HeMo Bioengineering, a Singapore-based medical device company with a focus on treating stroke patients, has announced that its Afentta intracranial thrombectomy aspiration catheter—a product developed by the company’s branch in China—has received pre-market approval from the National Medical Products Administration (NMPA), becoming the first approved domestic product of its kind in China.
Developed on novel, proprietary technologies, the Afentta aspiration catheter offers an efficacious, fast and safe direct aspiration treatment option for acute ischaemic stroke thrombectomy, and has demonstrated lower post-stroke treatment disability rates and disease burden in clinical studies, according to a HeMo Bioengineering press release.
Miao Zhongrong, professor of interventional neuroradiology, neurosurgery, and neurology, and head of the Department of Interventional Neuroradiology, at Beijing Tiantan Hospital (Capital Medical University, Beijing, China), said: “Afentta has demonstrated shorter procedure times, higher recanalisation rates, lower disability rates and lower incidence of arterial dissection, presenting a more efficacious, faster and safer treatment option in interventional thrombectomy.”

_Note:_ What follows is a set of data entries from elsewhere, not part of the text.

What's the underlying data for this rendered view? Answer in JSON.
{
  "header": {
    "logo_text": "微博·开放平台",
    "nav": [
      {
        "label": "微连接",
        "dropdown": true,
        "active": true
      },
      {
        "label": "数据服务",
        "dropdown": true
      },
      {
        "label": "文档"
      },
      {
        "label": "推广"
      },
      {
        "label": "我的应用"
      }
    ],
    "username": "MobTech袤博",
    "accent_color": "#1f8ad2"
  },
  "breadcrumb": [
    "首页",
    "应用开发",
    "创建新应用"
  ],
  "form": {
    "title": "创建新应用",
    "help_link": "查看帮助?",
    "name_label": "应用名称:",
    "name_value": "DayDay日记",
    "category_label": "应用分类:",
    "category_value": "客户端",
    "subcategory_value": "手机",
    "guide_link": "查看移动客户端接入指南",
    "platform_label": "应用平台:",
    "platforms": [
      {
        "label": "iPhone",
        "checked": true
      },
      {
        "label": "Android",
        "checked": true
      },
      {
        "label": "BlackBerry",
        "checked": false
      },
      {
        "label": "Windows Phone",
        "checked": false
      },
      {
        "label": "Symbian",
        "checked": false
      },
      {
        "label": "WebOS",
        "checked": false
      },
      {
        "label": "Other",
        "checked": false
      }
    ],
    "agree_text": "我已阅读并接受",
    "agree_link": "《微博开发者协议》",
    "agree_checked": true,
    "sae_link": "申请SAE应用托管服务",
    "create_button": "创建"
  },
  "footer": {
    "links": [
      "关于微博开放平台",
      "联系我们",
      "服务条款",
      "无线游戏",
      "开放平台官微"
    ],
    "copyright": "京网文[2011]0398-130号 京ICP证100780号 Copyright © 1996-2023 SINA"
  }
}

Direct aspiration for acute ischaemic stroke can achieve efficacious recanalisation of neurovascular arteries, achieve timely reperfusion and improve prognosis, and has been globally recommended as a treatment approach, HeMo Bioengineering stated. The Afentta intracranial thrombectomy aspiration catheter is the company’s flagship product and has now achieved the milestone of becoming China’s first domestically produced aspiration catheter system.

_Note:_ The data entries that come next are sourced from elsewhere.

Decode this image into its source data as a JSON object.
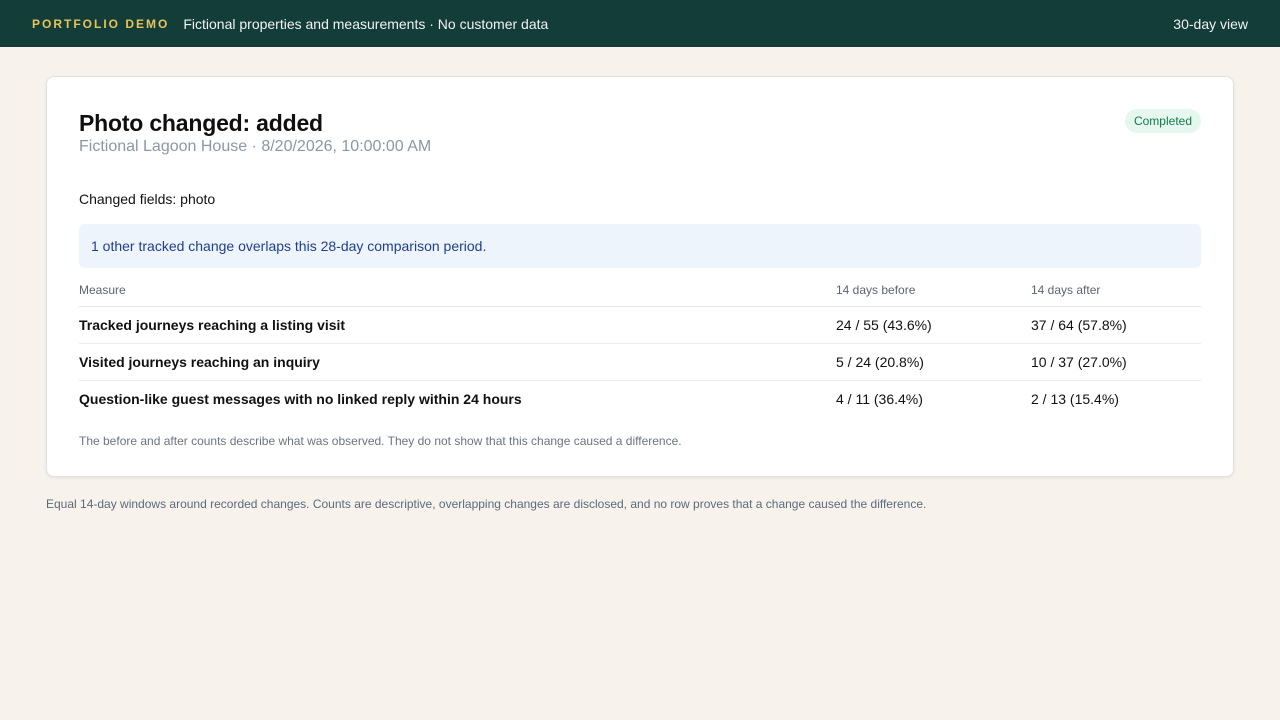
{
  "header": {
    "brand": "PORTFOLIO DEMO",
    "tagline": "Fictional properties and measurements · No customer data",
    "view": "30-day view"
  },
  "card": {
    "title": "Photo changed: added",
    "subtitle": "Fictional Lagoon House · 8/20/2026, 10:00:00 AM",
    "status": "Completed",
    "changed_fields": "Changed fields: photo",
    "notice": "1 other tracked change overlaps this 28-day comparison period.",
    "table": {
      "headers": [
        "Measure",
        "14 days before",
        "14 days after"
      ],
      "rows": [
        [
          "Tracked journeys reaching a listing visit",
          "24 / 55 (43.6%)",
          "37 / 64 (57.8%)"
        ],
        [
          "Visited journeys reaching an inquiry",
          "5 / 24 (20.8%)",
          "10 / 37 (27.0%)"
        ],
        [
          "Question-like guest messages with no linked reply within 24 hours",
          "4 / 11 (36.4%)",
          "2 / 13 (15.4%)"
        ]
      ]
    },
    "footnote": "The before and after counts describe what was observed. They do not show that this change caused a difference."
  },
  "page_note": "Equal 14-day windows around recorded changes. Counts are descriptive, overlapping changes are disclosed, and no row proves that a change caused the difference.",
  "colors": {
    "topbar": "#123d38",
    "brand": "#e8c25a",
    "badge_bg": "#e6f7ef",
    "badge_text": "#107a4a",
    "notice_bg": "#edf4fc",
    "notice_text": "#1f3f8a"
  }
}
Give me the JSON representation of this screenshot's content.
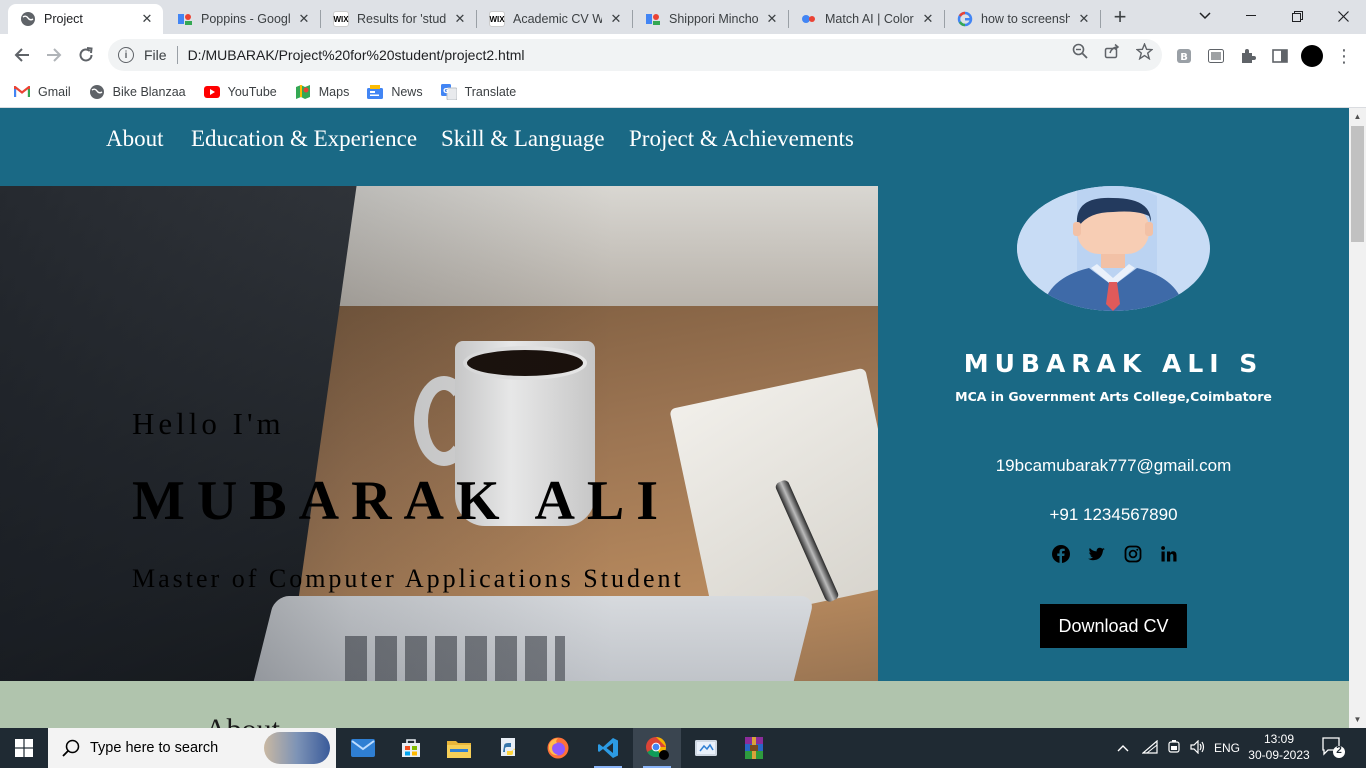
{
  "browser": {
    "tabs": [
      {
        "title": "Project",
        "icon": "globe-icon"
      },
      {
        "title": "Poppins - Googl",
        "icon": "google-fonts-icon"
      },
      {
        "title": "Results for 'stude",
        "icon": "wix-icon"
      },
      {
        "title": "Academic CV We",
        "icon": "wix-icon"
      },
      {
        "title": "Shippori Mincho",
        "icon": "google-fonts-icon"
      },
      {
        "title": "Match AI | Color",
        "icon": "match-ai-icon"
      },
      {
        "title": "how to screensh",
        "icon": "google-icon"
      }
    ],
    "url_scheme": "File",
    "url": "D:/MUBARAK/Project%20for%20student/project2.html",
    "bookmarks": [
      {
        "label": "Gmail",
        "icon": "gmail-icon"
      },
      {
        "label": "Bike Blanzaa",
        "icon": "globe-icon"
      },
      {
        "label": "YouTube",
        "icon": "youtube-icon"
      },
      {
        "label": "Maps",
        "icon": "maps-icon"
      },
      {
        "label": "News",
        "icon": "news-icon"
      },
      {
        "label": "Translate",
        "icon": "translate-icon"
      }
    ]
  },
  "site": {
    "nav": [
      "About",
      "Education & Experience",
      "Skill & Language",
      "Project & Achievements"
    ],
    "hero": {
      "greeting": "Hello I'm",
      "name": "MUBARAK ALI",
      "role": "Master of Computer Applications Student"
    },
    "profile": {
      "name": "MUBARAK ALI S",
      "degree": "MCA in Government Arts College,Coimbatore",
      "email": "19bcamubarak777@gmail.com",
      "phone": "+91 1234567890",
      "socials": [
        "facebook-icon",
        "twitter-icon",
        "instagram-icon",
        "linkedin-icon"
      ],
      "download_label": "Download CV"
    },
    "next_section_peek": "About"
  },
  "taskbar": {
    "search_placeholder": "Type here to search",
    "language": "ENG",
    "time": "13:09",
    "date": "30-09-2023",
    "notifications": "2"
  },
  "colors": {
    "theme_teal": "#1a6985",
    "about_band": "#b0c4ad",
    "button_black": "#000000"
  }
}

Jack Wang, HeMo Bioengineering’s founder and chief technology officer, commented: “HeMo Bioengineering is committed to bringing together ‘smart’ resources to serve China’s needs in the neurovascular interventional space. With our professional management team of industry veterans and our diversified and global research and education resources, we are well-positioned to continue delivering world-leading, reliable and innovative medical devices.”

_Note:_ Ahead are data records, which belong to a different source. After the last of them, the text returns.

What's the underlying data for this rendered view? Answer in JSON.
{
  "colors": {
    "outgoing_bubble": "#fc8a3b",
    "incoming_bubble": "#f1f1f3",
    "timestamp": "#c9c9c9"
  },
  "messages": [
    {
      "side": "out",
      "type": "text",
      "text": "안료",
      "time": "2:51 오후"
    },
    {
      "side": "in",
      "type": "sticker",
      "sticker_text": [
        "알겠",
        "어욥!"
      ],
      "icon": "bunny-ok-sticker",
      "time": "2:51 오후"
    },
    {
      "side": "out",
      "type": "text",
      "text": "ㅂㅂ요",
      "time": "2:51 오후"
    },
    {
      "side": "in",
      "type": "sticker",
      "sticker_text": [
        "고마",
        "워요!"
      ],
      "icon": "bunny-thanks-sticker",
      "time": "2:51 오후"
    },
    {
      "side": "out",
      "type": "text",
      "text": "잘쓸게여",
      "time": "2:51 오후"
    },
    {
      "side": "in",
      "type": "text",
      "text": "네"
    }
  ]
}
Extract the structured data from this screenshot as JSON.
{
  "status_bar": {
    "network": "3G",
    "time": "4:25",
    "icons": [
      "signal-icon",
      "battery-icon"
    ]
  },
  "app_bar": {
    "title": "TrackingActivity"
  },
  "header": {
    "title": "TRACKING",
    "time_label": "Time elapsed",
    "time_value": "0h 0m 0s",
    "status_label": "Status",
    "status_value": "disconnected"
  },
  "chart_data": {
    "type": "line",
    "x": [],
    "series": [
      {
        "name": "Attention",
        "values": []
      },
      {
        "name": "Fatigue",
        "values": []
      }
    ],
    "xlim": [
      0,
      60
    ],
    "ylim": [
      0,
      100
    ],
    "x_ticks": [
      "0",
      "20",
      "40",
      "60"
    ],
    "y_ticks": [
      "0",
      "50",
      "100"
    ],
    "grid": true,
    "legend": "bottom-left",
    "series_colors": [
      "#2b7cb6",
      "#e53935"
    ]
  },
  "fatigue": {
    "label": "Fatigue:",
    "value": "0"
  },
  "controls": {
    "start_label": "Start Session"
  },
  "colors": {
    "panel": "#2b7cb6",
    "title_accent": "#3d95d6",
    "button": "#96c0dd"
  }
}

HeMo Bioengineering has entered into technology partnerships with US-based Imperative Care and Tsinghua University’s Department of Chemical Engineering, and has embarked on clinical trial collaborations with Beijing Tiantan Hospital too. The Singapore-based company has also obtained patent protections for the proprietary technologies associated with its aspiration catheter system, and claimed that, moving forward, it is “committed to accelerating the rapid development of China and Asia-Pacific markets’ interventional domain”.